Kesehatan

AstraZeneca Perkenalkan E-Labeling, Langkah Inovatif untuk Kesejahteraan Berkelanjutan

JAKARTA – AstraZeneca, pemimpin global di biopharmaceutical dengan bangga mengumumkan komitmen perusahaan di menyokong pergerakan berkelanjutan dengan meluncurkan e-labeling yang dimaksud bertujuan untuk meningkatkan literasi kemampuan fisik dan juga menurunkan pemanfaatan kertas melalui digitalisasi.

“Inisiatif e-labeling juga mewakili langkah penting menuju masa depan yang tersebut lebih lanjut berkelanjutan pada perawatan kesehatan, dengan memanfaatkan teknologi digital untuk merampingkan proses kemudian meminimalkan dampak lingkungan. Kami bertujuan untuk secara signifikan menurunkan konsumsi kertas kemudian limbah yang dimaksud dihasilkan pada seluruh operasi perusahaan dengan beralih dari pelabelan berbasis kertas tradisional ke format digital,” kata Presiden Direktur AstraZeneca Indonesia Esra Erkomay.

Langkah strategis ini menegaskan dedikasi AstraZeneca yang tersebut tak tergoyahkan terhadap keberlanjutan perawatan kebugaran juga pengelolaan lingkungan. Hal ini selaras dengan misi perusahaan yang digunakan lebih banyak luas untuk meningkatkan perawatan kebugaran global sambil meminimalkan jejak ekologisnya.

Sebagai diketahui, informasi item dirancang untuk menjamin item farmasi digunakan secara efektif serta aman. Pemahaman dan juga kepatuhan yang tersebut buruk terhadap informasi produk-produk telah lama secara secara langsung dikaitkan dengan hasil kemampuan fisik yang dimaksud buruk kemudian peningkatan biaya untuk sistem perawatan kebugaran yang digunakan telah terbebani.

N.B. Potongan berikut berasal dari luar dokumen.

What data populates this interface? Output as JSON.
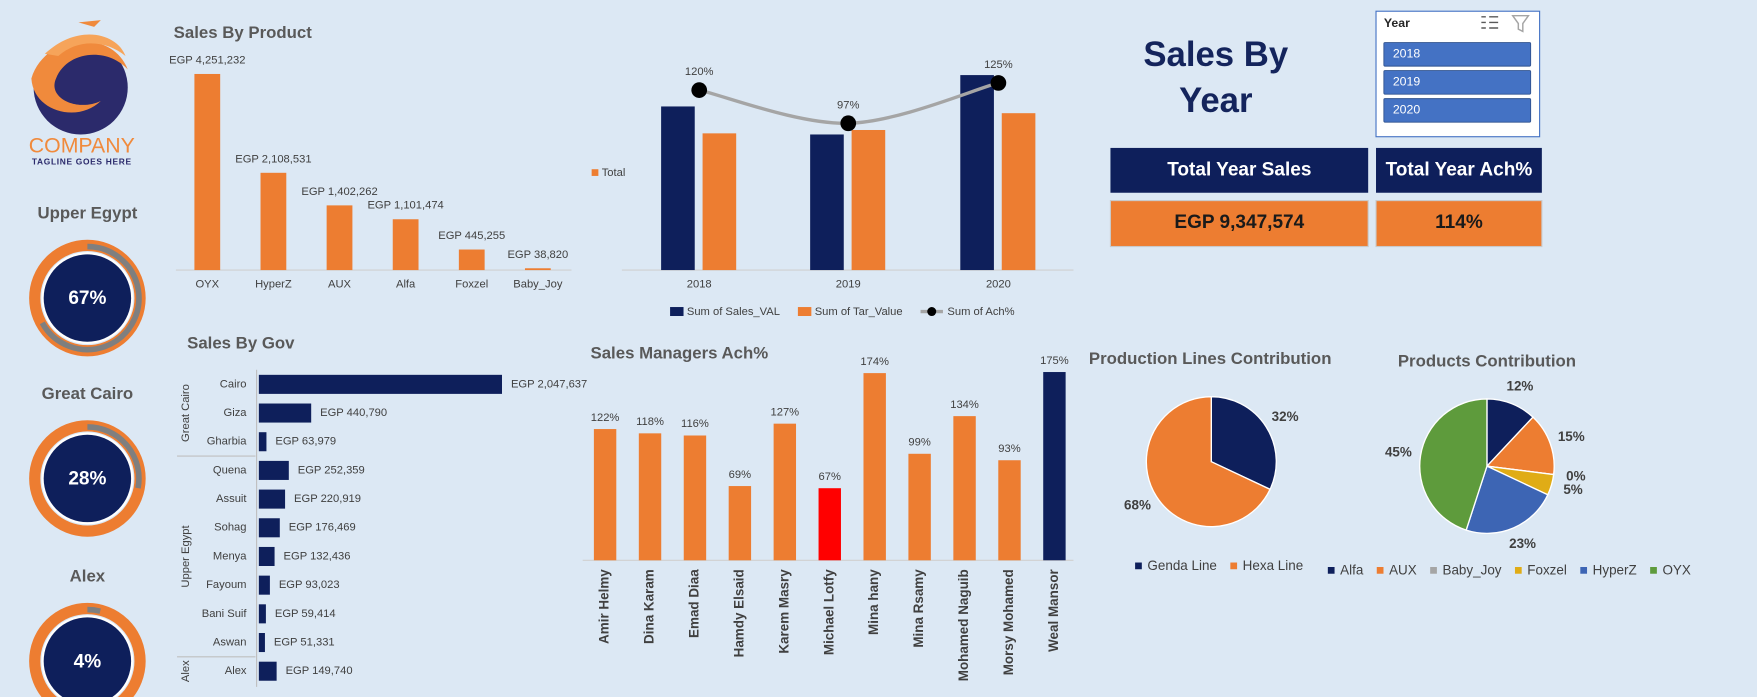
{
  "logo": {
    "name": "COMPANY",
    "tagline": "TAGLINE GOES HERE"
  },
  "header": {
    "title": "Sales By Year"
  },
  "slicer": {
    "title": "Year",
    "items": [
      "2018",
      "2019",
      "2020"
    ]
  },
  "kpis": [
    {
      "label": "Total Year Sales",
      "value": "EGP 9,347,574"
    },
    {
      "label": "Total Year Ach%",
      "value": "114%"
    }
  ],
  "chart_data": [
    {
      "type": "gauge",
      "categories": [
        "Upper Egypt",
        "Great Cairo",
        "Alex"
      ],
      "values": [
        67,
        28,
        4
      ],
      "value_labels": [
        "67%",
        "28%",
        "4%"
      ],
      "color": "#ed7d31",
      "arc_color": "#7f7f7f",
      "center_color": "#0e1f5b"
    },
    {
      "type": "bar",
      "title": "Sales By Product",
      "categories": [
        "OYX",
        "HyperZ",
        "AUX",
        "Alfa",
        "Foxzel",
        "Baby_Joy"
      ],
      "values": [
        4251232,
        2108531,
        1402262,
        1101474,
        445255,
        38820
      ],
      "value_labels": [
        "EGP 4,251,232",
        "EGP 2,108,531",
        "EGP 1,402,262",
        "EGP 1,101,474",
        "EGP 445,255",
        "EGP 38,820"
      ],
      "color": "#ed7d31"
    },
    {
      "type": "combo",
      "categories": [
        "2018",
        "2019",
        "2020"
      ],
      "annotation": "Total",
      "annotation_color": "#ed7d31",
      "series": [
        {
          "name": "Sum of Sales_VAL",
          "color": "#0e1f5b",
          "values": [
            3094700,
            2564700,
            3688000
          ]
        },
        {
          "name": "Sum of Tar_Value",
          "color": "#ed7d31",
          "values": [
            2585900,
            2649500,
            2967400
          ]
        },
        {
          "name": "Sum of  Ach%",
          "color": "#a5a5a5",
          "type": "line",
          "axis": "y2",
          "values": [
            120,
            97,
            125
          ],
          "value_labels": [
            "120%",
            "97%",
            "125%"
          ]
        }
      ]
    },
    {
      "type": "hbar",
      "title": "Sales By Gov",
      "color": "#0e1f5b",
      "groups": [
        {
          "name": "Great Cairo",
          "categories": [
            "Cairo",
            "Giza",
            "Gharbia"
          ],
          "values": [
            2047637,
            440790,
            63979
          ],
          "value_labels": [
            "EGP 2,047,637",
            "EGP 440,790",
            "EGP 63,979"
          ]
        },
        {
          "name": "Upper Egypt",
          "categories": [
            "Quena",
            "Assuit",
            "Sohag",
            "Menya",
            "Fayoum",
            "Bani Suif",
            "Aswan"
          ],
          "values": [
            252359,
            220919,
            176469,
            132436,
            93023,
            59414,
            51331
          ],
          "value_labels": [
            "EGP 252,359",
            "EGP 220,919",
            "EGP 176,469",
            "EGP 132,436",
            "EGP 93,023",
            "EGP 59,414",
            "EGP 51,331"
          ]
        },
        {
          "name": "Alex",
          "categories": [
            "Alex"
          ],
          "values": [
            149740
          ],
          "value_labels": [
            "EGP 149,740"
          ]
        }
      ]
    },
    {
      "type": "bar",
      "title": "Sales Managers Ach%",
      "categories": [
        "Amir Helmy",
        "Dina Karam",
        "Emad Diaa",
        "Hamdy Elsaid",
        "Karem Masry",
        "Michael Lotfy",
        "Mina hany",
        "Mina Rsamy",
        "Mohamed Naguib",
        "Morsy Mohamed",
        "Weal Mansor"
      ],
      "values": [
        122,
        118,
        116,
        69,
        127,
        67,
        174,
        99,
        134,
        93,
        175
      ],
      "value_labels": [
        "122%",
        "118%",
        "116%",
        "69%",
        "127%",
        "67%",
        "174%",
        "99%",
        "134%",
        "93%",
        "175%"
      ],
      "colors": [
        "#ed7d31",
        "#ed7d31",
        "#ed7d31",
        "#ed7d31",
        "#ed7d31",
        "#ff0000",
        "#ed7d31",
        "#ed7d31",
        "#ed7d31",
        "#ed7d31",
        "#0e1f5b"
      ]
    },
    {
      "type": "pie",
      "title": "Production Lines Contribution",
      "categories": [
        "Genda Line",
        "Hexa Line"
      ],
      "values": [
        32,
        68
      ],
      "value_labels": [
        "32%",
        "68%"
      ],
      "colors": [
        "#0e1f5b",
        "#ed7d31"
      ]
    },
    {
      "type": "pie",
      "title": "Products Contribution",
      "categories": [
        "Alfa",
        "AUX",
        "Baby_Joy",
        "Foxzel",
        "HyperZ",
        "OYX"
      ],
      "values": [
        12,
        15,
        0,
        5,
        23,
        45
      ],
      "value_labels": [
        "12%",
        "15%",
        "0%",
        "5%",
        "23%",
        "45%"
      ],
      "colors": [
        "#0e1f5b",
        "#ed7d31",
        "#a5a5a5",
        "#e0ac16",
        "#3d65b4",
        "#5e9b3c"
      ]
    }
  ]
}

E-labeling, yaitu label elektronik yang tersebut berisi informasi hasil untuk tenaga kondisi tubuh juga publik, dapat diakses dengan memindai Barcode 2D ter-serialisasi atau memeriksa nomor registrasi barang menggunakan aplikasi mobile BPOM mobile (Badan Pengawas Solusi kemudian Makanan (BPOM), 2023).

Ini dapat membantu meningkatkan pemahaman pasien, yang digunakan pada akhirnya mengarah pada peningkatan kepatuhan dan juga penyelenggaraan komoditas obat yang dimaksud lebih besar baik (The International Federation of Pharmaceutical Manufacturers and Associations (IFPMA), 2023).

Informasi yang dimaksud disediakan di label produk-produk sangat penting dikarenakan meyakinkan pasien memahami perawatan mereka itu juga membantu tenaga kemampuan fisik pada proses pengambilan keputusan.

“Di AstraZeneca, kami menyadari peran penting yang tersebut dimainkan informasi ini di perawatan pasien,” jelas Esra. Dengan beralih ke e-labeling, kami mengambil langkah penting lainnya menuju ambisi besar kami untuk mencapai Zero Carbon,” jelas Ersa.

Selain itu, inisiatif ini juga terkait erat dengan kegiatan keberlanjutan unggulan AstraZeneca, AZ Forest, yang tersebut berfokus pada pengelolaan hutan berkelanjutan lalu upaya konservasi. “Di AstraZeneca, kami berjanji untuk memberikan dampak positif bagi kondisi tubuh masyarakat, komunitas, dan juga planet,” tegas Esra.

Sebagai bagian dari komitmen ini, AstraZeneca baru-baru ini mengesahkan Nota Kesepahaman (MoU) dengan Kementerian Koordinator Lingkup Kemaritiman juga Investasi, yang mana menguatkan komitmen perusahaan di menyumbangkan 20 jt pohon untuk merevitalisasi lahan rusak dalam sekitar Sungai Citarum.

Kolaborasi ini menandai langkah penting pada upaya sama-sama untuk menggalang reboisasi, keanekaragaman hayati, mata pencaharian berkelanjutan, juga konservasi sumber daya air melalui inisiatif global perusahaan, AZ Forest.